Bauman Megan M J, Piazza Amedeo, Torregrossa Fabio, Price Charles Wes, Morris Jonathan M, Leonel Luciano C P C, Peris-Celda Maria
Department of Neurosurgery, Mayo Clinic, Rochester, Minnesota, USA.
Mayo Clinic Rhoton Neurosurgery and Otolaryngology Surgical Anatomy Program, Rochester, Minnesota, USA.
Anat Sci Educ. 2025 Jul;18(7):697-708. doi: 10.1002/ase.70062. Epub 2025 Jun 5.
Cadaveric dissections, which are considered the most realistic model to study neuroanatomy, are expensive and not readily available in all centers. Given the surge of technological advances, incorporation of three-dimensional (3D) scanning technologies and 3D models has gained popularity, both in the educational and clinical settings. We present our institutional experience in creating high-fidelity neuroanatomical 3D models using three 3D scanning techniques: structured light 3D scanning, "manual" photogrammetry with a single DSLR camera, and "automatic" photogrammetry using a scanner equipped with five vertically arranged DSLR cameras and an automatic turntable within a square box. A survey study was conducted with 20 neurosurgical residents to assess the quality of the three resulting 3D models.
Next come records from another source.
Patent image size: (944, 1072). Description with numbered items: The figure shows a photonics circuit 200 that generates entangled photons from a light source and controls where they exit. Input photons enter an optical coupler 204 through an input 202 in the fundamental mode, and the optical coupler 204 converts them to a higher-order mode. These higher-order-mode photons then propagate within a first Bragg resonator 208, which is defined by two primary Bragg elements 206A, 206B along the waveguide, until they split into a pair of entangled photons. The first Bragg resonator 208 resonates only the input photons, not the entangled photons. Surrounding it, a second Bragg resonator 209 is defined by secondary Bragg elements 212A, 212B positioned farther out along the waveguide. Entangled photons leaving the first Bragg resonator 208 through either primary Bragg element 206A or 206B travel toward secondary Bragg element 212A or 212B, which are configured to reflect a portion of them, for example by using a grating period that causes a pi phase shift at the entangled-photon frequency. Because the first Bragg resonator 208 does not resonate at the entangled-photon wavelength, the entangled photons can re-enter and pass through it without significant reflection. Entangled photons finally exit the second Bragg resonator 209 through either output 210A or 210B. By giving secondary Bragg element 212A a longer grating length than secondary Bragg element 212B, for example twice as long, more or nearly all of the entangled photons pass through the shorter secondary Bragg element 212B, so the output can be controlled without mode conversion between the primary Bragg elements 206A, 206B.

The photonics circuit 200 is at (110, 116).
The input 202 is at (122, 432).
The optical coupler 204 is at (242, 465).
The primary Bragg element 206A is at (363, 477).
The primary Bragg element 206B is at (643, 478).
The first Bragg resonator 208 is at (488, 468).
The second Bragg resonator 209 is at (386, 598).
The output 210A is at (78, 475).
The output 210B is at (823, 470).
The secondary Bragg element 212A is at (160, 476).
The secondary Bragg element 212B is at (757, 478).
In the study, "manual" photogrammetry was determined to be the most cost-effective technique, while "automatic" photogrammetry was the most time-effective and user-friendly technique. The best visual quality was obtained using "manual" photogrammetry, as determined from survey results of 20 neurosurgical residents. While structured light 3D scanning had the lowest quality of resolution of the texture map, this technique was the most accurate to use for determining measurements, with a fixed accuracy of 0.05 mm. Overall, "manual" photogrammetry can allow for the most detailed 3D models and is the most cost-effective strategy, while structured light 3D scanning is most suitable for obtaining clinically relevant measurements given the high degree of structural accuracy. Alternatively, "automatic" photogrammetry can serve as a hybrid between obtaining relatively high-quality models in a time-effective and user-friendly manner.
尸体解剖被认为是研究神经解剖学最逼真的模型,但成本高昂,并非所有中心都能轻易获得。鉴于技术进步的激增,三维(3D)扫描技术和3D模型在教育和临床环境中都越来越受欢迎。我们介绍了我们机构使用三种3D扫描技术创建高保真神经解剖学3D模型的经验:结构光3D扫描、使用单台数码单反相机的“手动”摄影测量法,以及使用配备五台垂直排列的数码单反相机和一个位于方盒内的自动转盘的扫描仪的“自动”摄影测量法。我们对20名神经外科住院医师进行了一项调查研究,以评估三种生成的3D模型的质量。在该研究中,“手动”摄影测量法被确定为最具成本效益的技术,而“自动”摄影测量法是最节省时间且用户友好的技术。根据20名神经外科住院医师的调查结果,使用“手动”摄影测量法获得的视觉质量最佳。虽然结构光3D扫描的纹理图分辨率质量最低,但该技术用于确定测量值时最准确,固定精度为0.05毫米。总体而言,“手动”摄影测量法可以生成最详细的3D模型,是最具成本效益的策略,而结构光3D扫描鉴于其高度的结构准确性,最适合用于获取临床相关测量值。另外,“自动”摄影测量法可以作为一种以节省时间且用户友好的方式获得相对高质量模型的混合方法。